Fusobacterium nucleatum-driven CX3CR1+ PD-L1+ phagocytes route to tumor tissues and reshape tumor microenvironment.

Abstract

The intracellular bacterium Fusobacterium nucleatum (Fn) mediates tumorigenesis and progression in colorectal cancer (CRC). However, the origin of intratumoral Fn and the role of Fn-infected immunocytes in the tumor microenvironment remain unclear.
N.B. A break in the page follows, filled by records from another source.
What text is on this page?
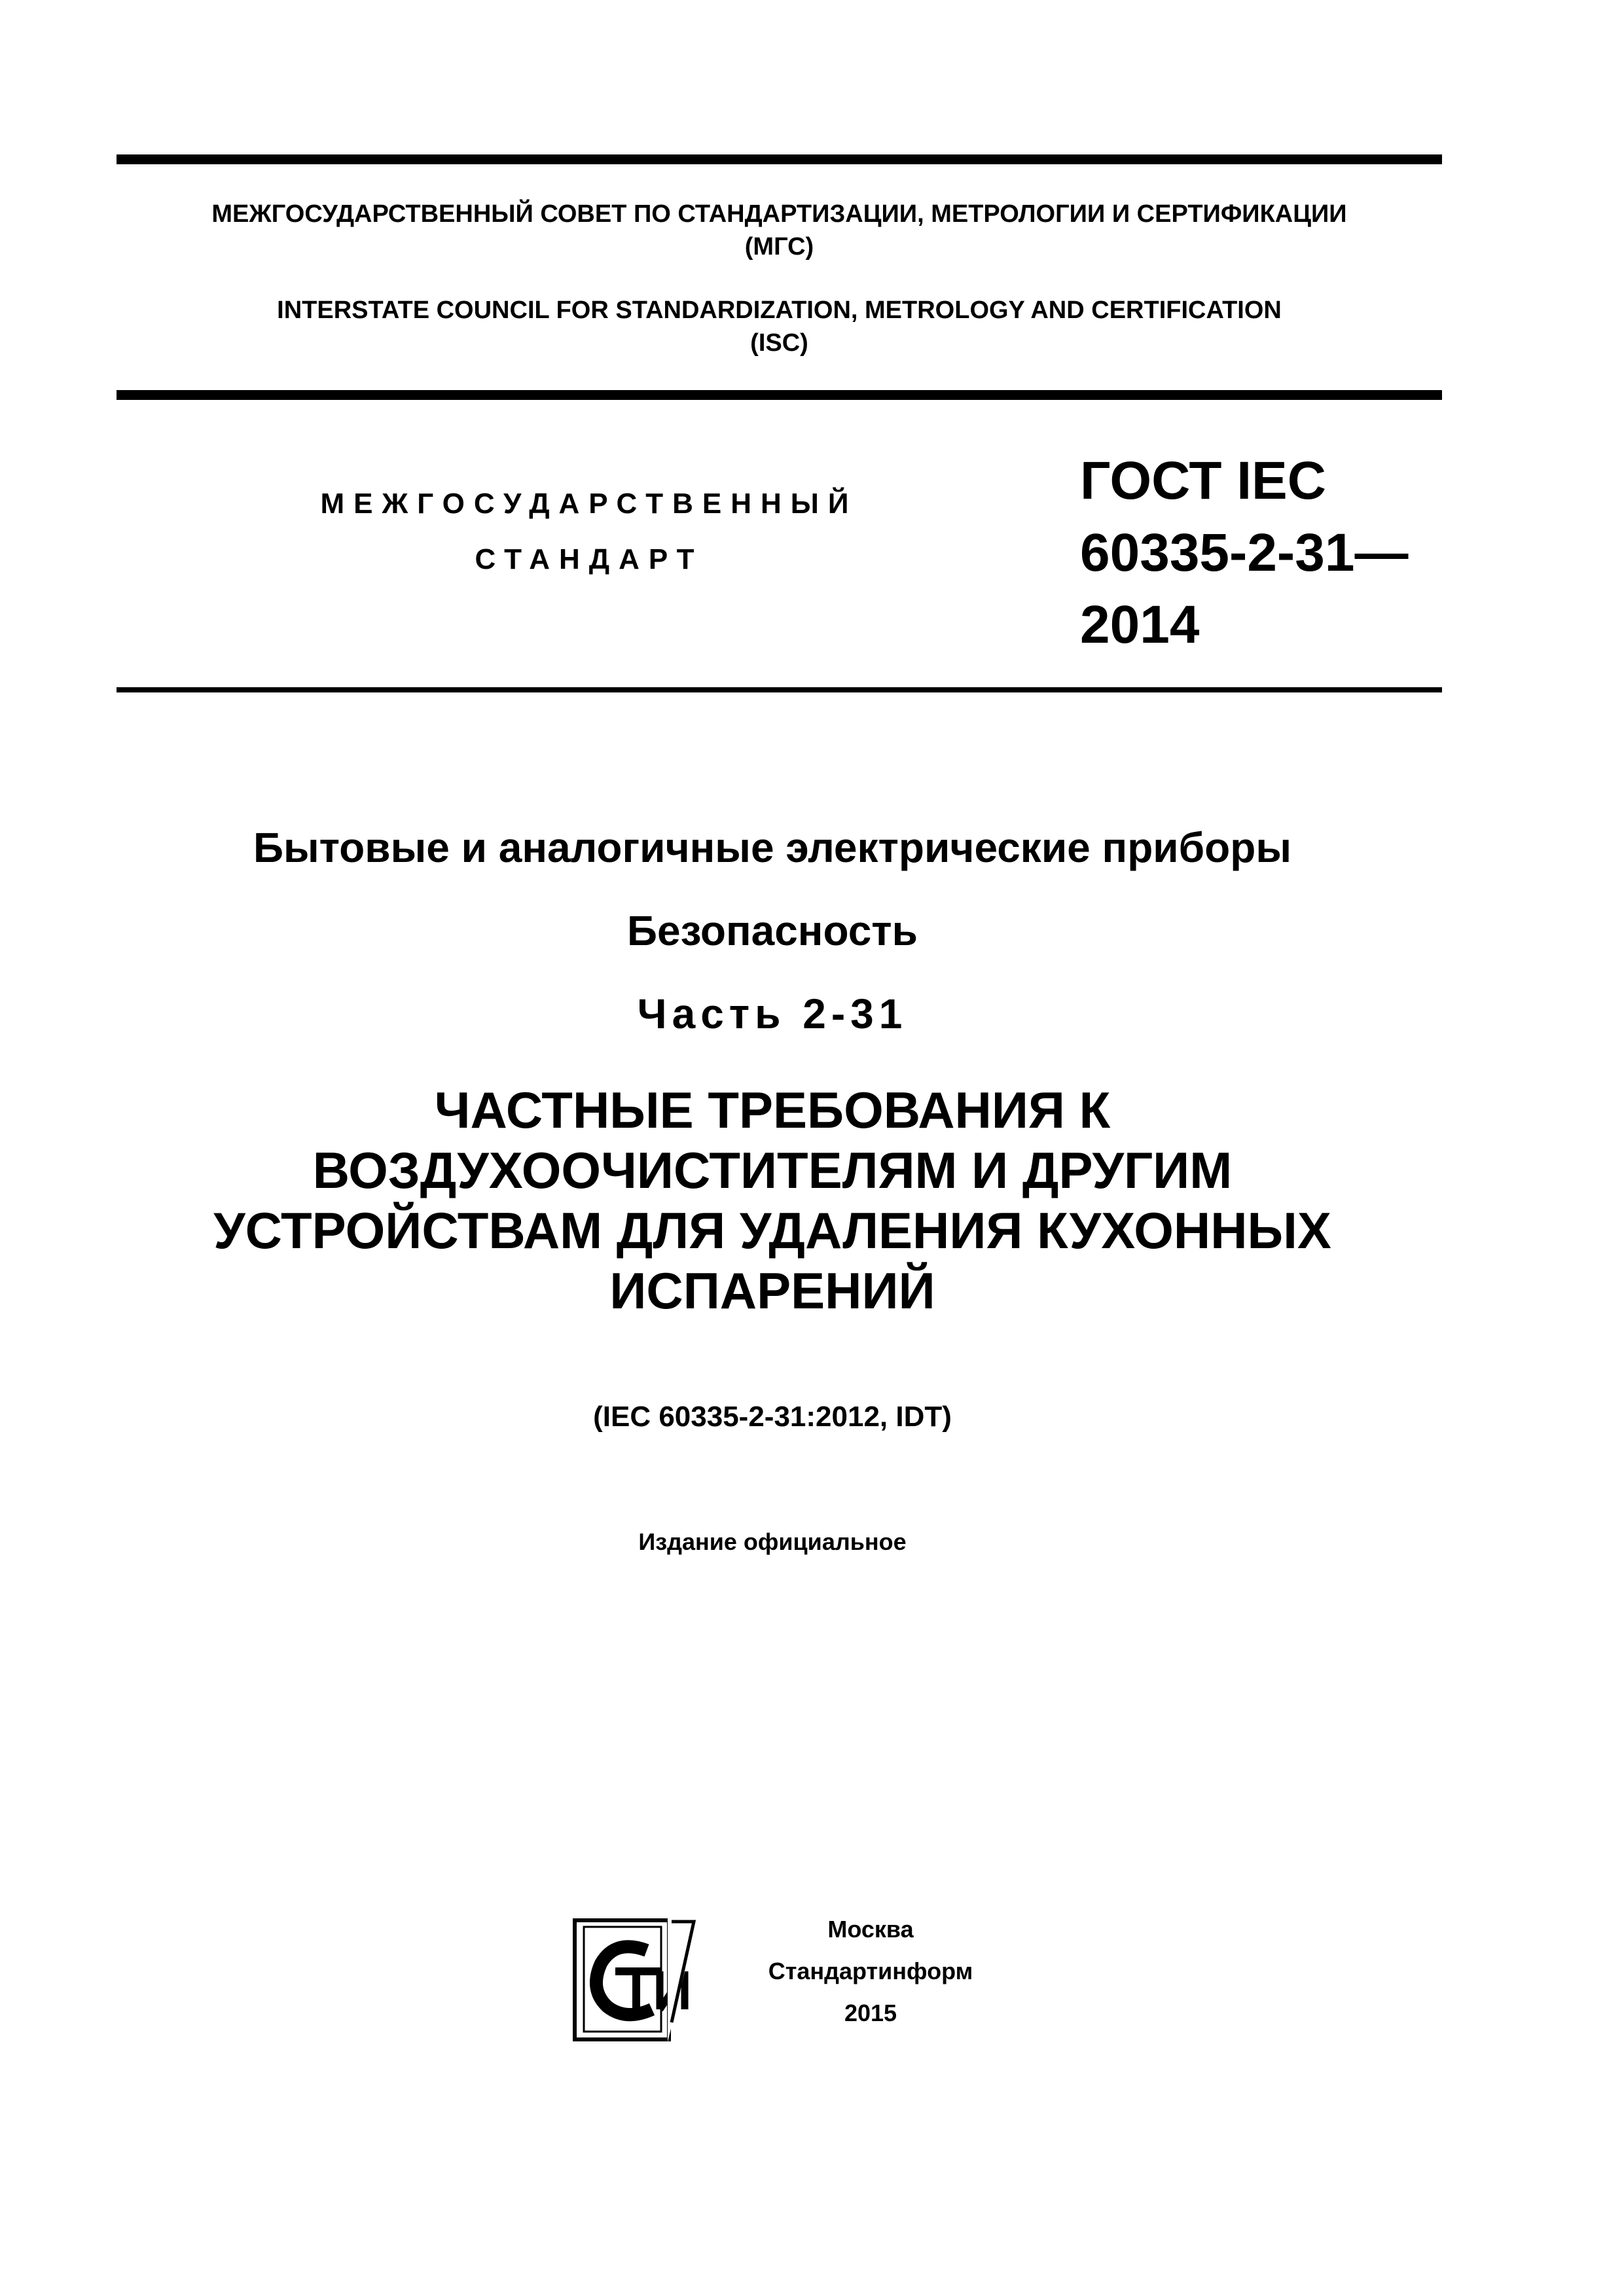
МЕЖГОСУДАРСТВЕННЫЙ СОВЕТ ПО СТАНДАРТИЗАЦИИ, МЕТРОЛОГИИ И СЕРТИФИКАЦИИ
(МГС)
INTERSTATE COUNCIL FOR STANDARDIZATION, METROLOGY AND CERTIFICATION
(ISC)
МЕЖГОСУДАРСТВЕННЫЙ
СТАНДАРТ
ГОСТ IEC
60335-2-31—
2014
Бытовые и аналогичные электрические приборы
Безопасность
Часть 2-31
ЧАСТНЫЕ ТРЕБОВАНИЯ К
ВОЗДУХООЧИСТИТЕЛЯМ И ДРУГИМ
УСТРОЙСТВАМ ДЛЯ УДАЛЕНИЯ КУХОННЫХ
ИСПАРЕНИЙ
(IEC 60335-2-31:2012, IDT)
Издание официальное
Москва
Стандартинформ
2015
Here, we observed that Fn-infected neutrophils/macrophages (PMNs/MΦs), especially PMNs, accumulate in tumor tissues and fecal Fn abundance correlates positively with an abundance of blood PD-L1⁺ PMNs in CRC patients. Moreover, Fn accumulates in tumor tissues of tumor-bearing mice via intragingival infection and intravenous injection. Mechanistically, Fn can survive inside PMNs by reducing intracellular ROS levels and producing H₂S. Specifically, the lysozyme inhibitor Fn1792 as a novel virulence factor of Fn suppressed apoptosis of phagocytes by inducing CX3CR1 expression. Furthermore, Fn-driven CX3CR1⁺PD-L1⁺ phagocytes transfer intracellular Fn to tumor cells, which recruit PMNs/MΦs through the CXCL2/8-CXCR2 and CCL5/CCR5 axes. Consequently, CX3CR1⁺PD-L1⁺ PMNs infiltration promotes CRC metastasis and weakens the efficacy of immunotherapy. Treatment with the doxycycline eradicated intracellular Fn, thereby reducing the CX3CR1⁺PD-L1⁺ PMNs populations and slowing Fn-promoted tumor growth and metastasis in mice. These results suggest phagocytes as Fn-presenting cells use mutualistic strategies to home to tumor tissues and induce immunosuppression, and treatment with ROS-enhanced antibiotics can inhibit Fn-positive tumor progression.